Captive Elephants Need Better Protections


Any time elephants and humans share the same space, whether in a zoo, at a circus, or at a county fair, elephants are likely to suffer. According to the Bureau of Labor Statistics, elephant handlers who utilize the “free contact” system of elephant management have the highest risk of fatal work injury for any profession. Free contact is characterized by the use of sharp bullhooks or other weapons intended to inflict pain and fear. Handlers use the bullhook to beat, jab, hook, poke, and prod elephants in the most sensitive areas of their bodies. When the public is present, the mere presence of the bullhook acts as a threat of pain the elephant will endure if she doesn’t perform as commanded. This barbaric conditioning process begins when the elephants are mere infants. Already in 2015:

  • An investigation has been opened into UniverSoul Circus for alleged cruelty to an elephant at a show in Atlanta.
  • The Pittsburgh Zoo & PPG Aquarium was cited by the USDA for using biting dogs to control elephant behavior.
  • Asheville, North Carolina instituted an aggressive policy change to prohibit circuses from using exotic animals in the city-owned arena.
  • San Francisco is considering an ordinance to ban the exhibition of exotic animals.
  • Hawaii stands poised to pass the first state-wide legislation to ameliorate abuse of wild and exotic animals used in circuses.
  • Just this week, Santa Monica, Calif. passed a ban on the exhibition of exotic animals.

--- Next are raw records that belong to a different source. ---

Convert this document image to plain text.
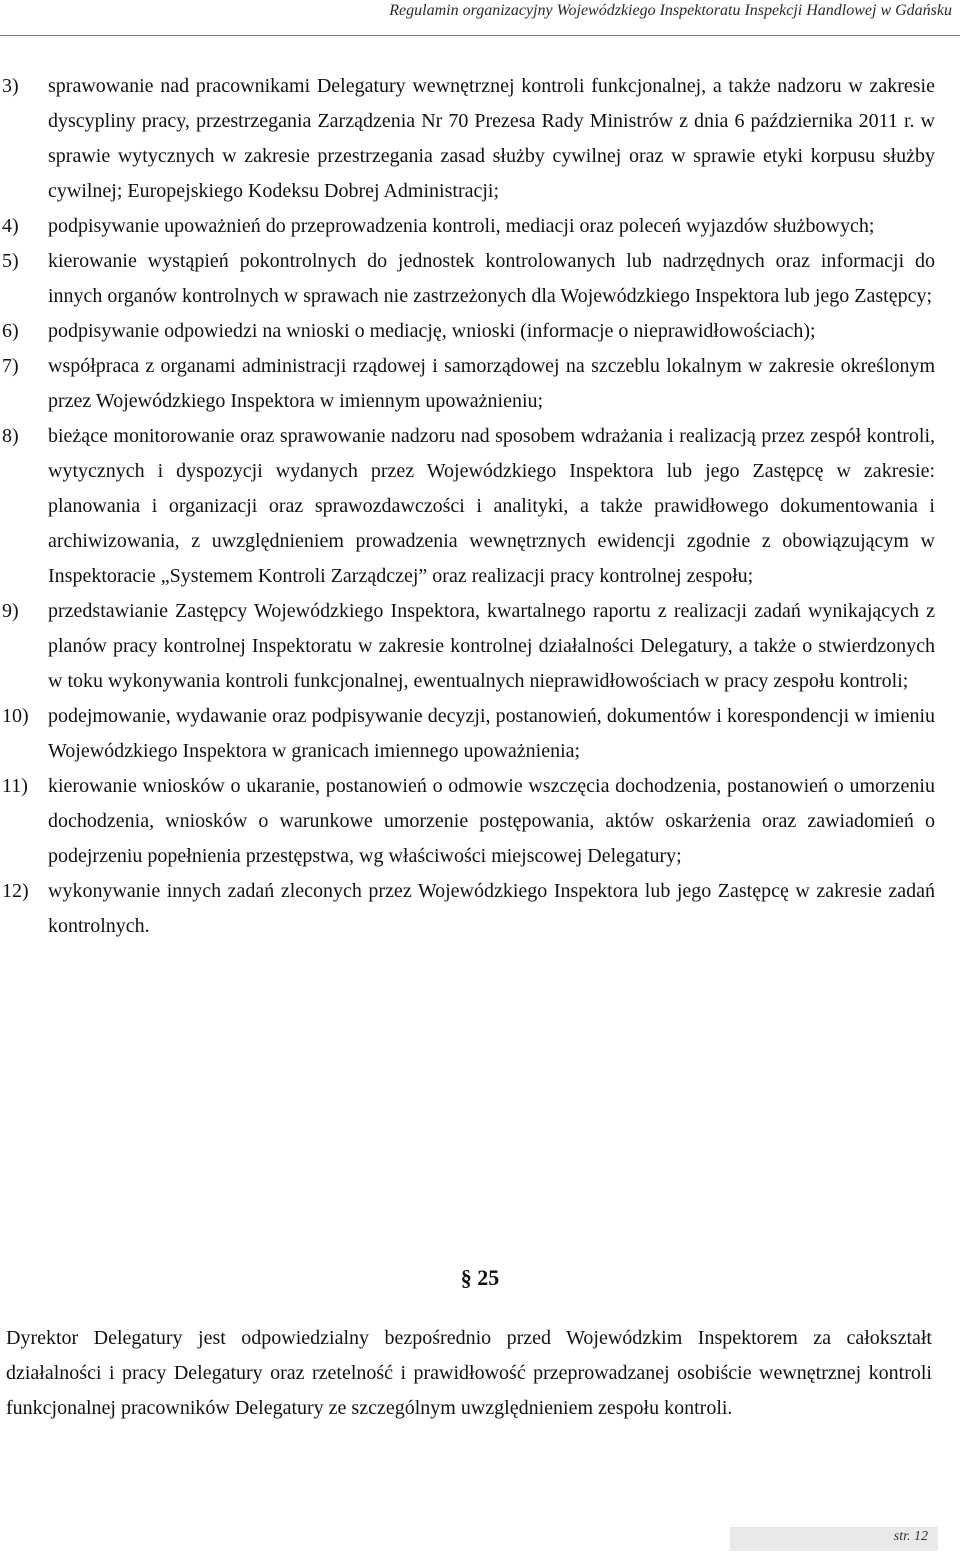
Regulamin organizacyjny Wojewódzkiego Inspektoratu Inspekcji Handlowej w Gdańsku
3) sprawowanie nad pracownikami Delegatury wewnętrznej kontroli funkcjonalnej, a także nadzoru w zakresie dyscypliny pracy, przestrzegania Zarządzenia Nr 70 Prezesa Rady Ministrów z dnia 6 października 2011 r. w sprawie wytycznych w zakresie przestrzegania zasad służby cywilnej oraz w sprawie etyki korpusu służby cywilnej; Europejskiego Kodeksu Dobrej Administracji;
4) podpisywanie upoważnień do przeprowadzenia kontroli, mediacji oraz poleceń wyjazdów służbowych;
5) kierowanie wystąpień pokontrolnych do jednostek kontrolowanych lub nadrzędnych oraz informacji do innych organów kontrolnych w sprawach nie zastrzeżonych dla Wojewódzkiego Inspektora lub jego Zastępcy;
6) podpisywanie odpowiedzi na wnioski o mediację, wnioski (informacje o nieprawidłowościach);
7) współpraca z organami administracji rządowej i samorządowej na szczeblu lokalnym w zakresie określonym przez Wojewódzkiego Inspektora w imiennym upoważnieniu;
8) bieżące monitorowanie oraz sprawowanie nadzoru nad sposobem wdrażania i realizacją przez zespół kontroli, wytycznych i dyspozycji wydanych przez Wojewódzkiego Inspektora lub jego Zastępcę w zakresie: planowania i organizacji oraz sprawozdawczości i analityki, a także prawidłowego dokumentowania i archiwizowania, z uwzględnieniem prowadzenia wewnętrznych ewidencji zgodnie z obowiązującym w Inspektoracie „Systemem Kontroli Zarządczej” oraz realizacji pracy kontrolnej zespołu;
9) przedstawianie Zastępcy Wojewódzkiego Inspektora, kwartalnego raportu z realizacji zadań wynikających z planów pracy kontrolnej Inspektoratu w zakresie kontrolnej działalności Delegatury, a także o stwierdzonych w toku wykonywania kontroli funkcjonalnej, ewentualnych nieprawidłowościach w pracy zespołu kontroli;
10) podejmowanie, wydawanie oraz podpisywanie decyzji, postanowień, dokumentów i korespondencji w imieniu Wojewódzkiego Inspektora w granicach imiennego upoważnienia;
11) kierowanie wniosków o ukaranie, postanowień o odmowie wszczęcia dochodzenia, postanowień o umorzeniu dochodzenia, wniosków o warunkowe umorzenie postępowania, aktów oskarżenia oraz zawiadomień o podejrzeniu popełnienia przestępstwa, wg właściwości miejscowej Delegatury;
12) wykonywanie innych zadań zleconych przez Wojewódzkiego Inspektora lub jego Zastępcę w zakresie zadań kontrolnych.
§ 25

Dyrektor Delegatury jest odpowiedzialny bezpośrednio przed Wojewódzkim Inspektorem za całokształt działalności i pracy Delegatury oraz rzetelność i prawidłowość przeprowadzanej osobiście wewnętrznej kontroli funkcjonalnej pracowników Delegatury ze szczególnym uwzględnieniem zespołu kontroli.

str. 12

In addition to abusive handling, elephants also endure premature maternal separation; lack of adequate enrichment, space, and socialization; and perpetual confinement in chains on unnatural surfaces during transport for traveling shows or while backstage at performance venues. These conditions are associated with lifelong physiological and psychological damage that make elephants unpredictable and prone to aggression:

  • 9/10/2014: an elephant fatally crushed the founder of an elephant facility in Hope, Maine.
  • 10/11/2013: an elephant fatally trampled a handler at the Dickerson Park Zoo in Springfield, Mo. while he was coaxing the elephant from one part of the enclosure to another.
  • 8/26/2013: an elephant attacked a visitor at a roadside zoo in Williston, Fla. whose resultant critical injuries required her to spend nearly two months in the hospital.

On the other hand, the “protected contact” method of handling elephants is characterized by positive reinforcement: handlers don’t use bullhooks or other weapons, never share unrestricted space with the elephant, and never force the elephant to submit to the handler’s demands. This method is employed by the only two reputable elephant sanctuaries in the United States (the Performing Animal Welfare Society in California and The Elephant Sanctuary in Tennessee) and by zoos accredited by the Association of Zoos and Aquariums (AZA).

ALDF is working toward the day when holding elephants captive will be a relic of the past—in the meantime we are fighting to ensure captive elephants aren’t subjected to additional abuse with cruel weapons of behavior modification. Los Angeles, Oakland, Miami Beach, and dozens of other localities across the U.S. have enacted ordinances to ban the use of bullhooks or the use of elephants and other exotic animals in entertainment all together. ALDF is working hard to ensure more jurisdictions pass laws to ban the cruel use of bullhooks and other weapons, to prohibit prolonged chaining and caging, and to eliminate the use of wild and exotic animals in entertainment altogether.

We hope you will join us by refusing to attend any entertainment events where animals are forced to perform, and by letting legislators know that you will not tolerate such cruelty in your community.